Many North Carolinians live in neighborhoods where they can’t access healthy and affordable food.
In fact, North Carolina has more than 349 food deserts across 80 counties. A food desert is a low-income census tract where residents do not have access to a full-service grocery store within a 1-mile radius in urban settings or a 10-mile radius in rural settings. This means that 1.5 million North Carolina residents do not have access to the foods they need to live a healthy lifestyle.
Limited food access and food insecurity adversely impact diet and health. Those who live in these neighborhoods are more likely to suffer from obesity, type 2 diabetes, heart disease, some kinds of cancer, and other chronic conditions.
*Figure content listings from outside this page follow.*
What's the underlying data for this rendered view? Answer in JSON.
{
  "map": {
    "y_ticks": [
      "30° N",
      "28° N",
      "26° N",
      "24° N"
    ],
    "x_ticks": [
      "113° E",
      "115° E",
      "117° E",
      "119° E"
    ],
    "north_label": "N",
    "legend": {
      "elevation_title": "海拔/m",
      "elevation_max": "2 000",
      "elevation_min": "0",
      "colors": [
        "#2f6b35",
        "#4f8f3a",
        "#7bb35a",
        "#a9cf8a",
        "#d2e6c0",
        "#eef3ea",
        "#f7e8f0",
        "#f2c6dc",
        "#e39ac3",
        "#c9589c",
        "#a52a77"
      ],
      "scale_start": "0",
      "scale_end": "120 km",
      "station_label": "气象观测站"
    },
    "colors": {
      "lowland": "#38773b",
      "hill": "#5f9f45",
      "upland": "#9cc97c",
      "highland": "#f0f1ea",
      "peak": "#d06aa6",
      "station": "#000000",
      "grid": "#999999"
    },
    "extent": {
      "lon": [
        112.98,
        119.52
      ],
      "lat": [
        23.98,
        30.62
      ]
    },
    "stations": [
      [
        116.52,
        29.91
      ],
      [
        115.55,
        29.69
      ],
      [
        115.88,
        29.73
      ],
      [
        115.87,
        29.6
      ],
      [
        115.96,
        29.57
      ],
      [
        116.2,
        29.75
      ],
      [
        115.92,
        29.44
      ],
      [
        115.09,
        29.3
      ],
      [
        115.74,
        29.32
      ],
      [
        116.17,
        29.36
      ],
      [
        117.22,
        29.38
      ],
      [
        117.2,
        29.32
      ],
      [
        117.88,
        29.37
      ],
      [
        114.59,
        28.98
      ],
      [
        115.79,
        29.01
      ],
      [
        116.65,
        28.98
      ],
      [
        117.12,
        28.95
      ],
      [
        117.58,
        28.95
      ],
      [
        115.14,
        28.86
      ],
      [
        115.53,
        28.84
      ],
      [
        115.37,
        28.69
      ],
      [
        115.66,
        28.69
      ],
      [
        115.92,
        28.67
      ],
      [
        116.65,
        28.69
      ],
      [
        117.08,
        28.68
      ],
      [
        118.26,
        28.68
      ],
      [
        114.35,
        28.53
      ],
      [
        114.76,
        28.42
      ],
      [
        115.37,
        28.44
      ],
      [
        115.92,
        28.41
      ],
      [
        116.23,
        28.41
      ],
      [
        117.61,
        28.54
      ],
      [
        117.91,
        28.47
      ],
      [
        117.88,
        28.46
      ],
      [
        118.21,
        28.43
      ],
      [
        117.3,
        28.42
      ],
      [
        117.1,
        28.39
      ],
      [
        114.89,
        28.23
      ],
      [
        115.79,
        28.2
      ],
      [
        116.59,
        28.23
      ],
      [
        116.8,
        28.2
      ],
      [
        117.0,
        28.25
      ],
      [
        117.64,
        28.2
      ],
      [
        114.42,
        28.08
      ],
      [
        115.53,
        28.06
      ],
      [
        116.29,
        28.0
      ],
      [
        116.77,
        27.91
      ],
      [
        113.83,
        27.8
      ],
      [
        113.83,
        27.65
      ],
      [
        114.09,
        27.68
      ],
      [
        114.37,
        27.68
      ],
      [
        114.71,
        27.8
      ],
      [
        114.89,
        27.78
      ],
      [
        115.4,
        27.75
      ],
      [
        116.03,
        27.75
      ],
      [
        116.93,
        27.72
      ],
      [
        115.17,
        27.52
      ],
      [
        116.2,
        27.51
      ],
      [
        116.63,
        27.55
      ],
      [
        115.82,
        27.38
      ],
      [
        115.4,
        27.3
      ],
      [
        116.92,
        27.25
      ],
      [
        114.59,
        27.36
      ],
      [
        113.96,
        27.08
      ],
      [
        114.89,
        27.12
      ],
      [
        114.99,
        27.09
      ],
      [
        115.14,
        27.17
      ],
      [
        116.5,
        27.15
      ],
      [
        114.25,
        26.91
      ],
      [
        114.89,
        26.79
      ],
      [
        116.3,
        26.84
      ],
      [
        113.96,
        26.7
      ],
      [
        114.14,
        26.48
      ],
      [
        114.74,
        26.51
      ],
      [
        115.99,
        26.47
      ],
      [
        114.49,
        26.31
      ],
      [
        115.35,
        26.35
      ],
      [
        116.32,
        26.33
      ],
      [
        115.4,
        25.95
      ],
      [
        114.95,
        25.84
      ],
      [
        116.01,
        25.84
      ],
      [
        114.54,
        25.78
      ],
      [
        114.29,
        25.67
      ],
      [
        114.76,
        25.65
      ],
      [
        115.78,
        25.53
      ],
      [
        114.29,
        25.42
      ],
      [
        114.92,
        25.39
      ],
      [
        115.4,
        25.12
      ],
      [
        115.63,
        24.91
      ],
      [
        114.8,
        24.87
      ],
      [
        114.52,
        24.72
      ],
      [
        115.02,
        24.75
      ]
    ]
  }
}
In 2016, the North Carolina General Assembly appropriated $250,000 to start the Healthy Corner Store Program (also called Healthy Food Small Retailer Program). The Department of Agriculture is working on the eastern part of the state to help small store owners bring healthy foods into their stores. While this is a great first step, the program needs additional funding to adequately address the needs of all North Carolina citizens across the state and provide sufficient technical assistance to the participating store owners. In 2017, we are working to secure $1 million in full funding for this program.
The Healthy Corner Store Initiative is an opportunity to strengthen small businesses, particularly food retail and agribusiness, in North Carolina. The equipment can help store owners expand their offerings and potentially help increase profits from selling healthy and fresh food. The benefits are two-fold when the healthy options come from local farmers.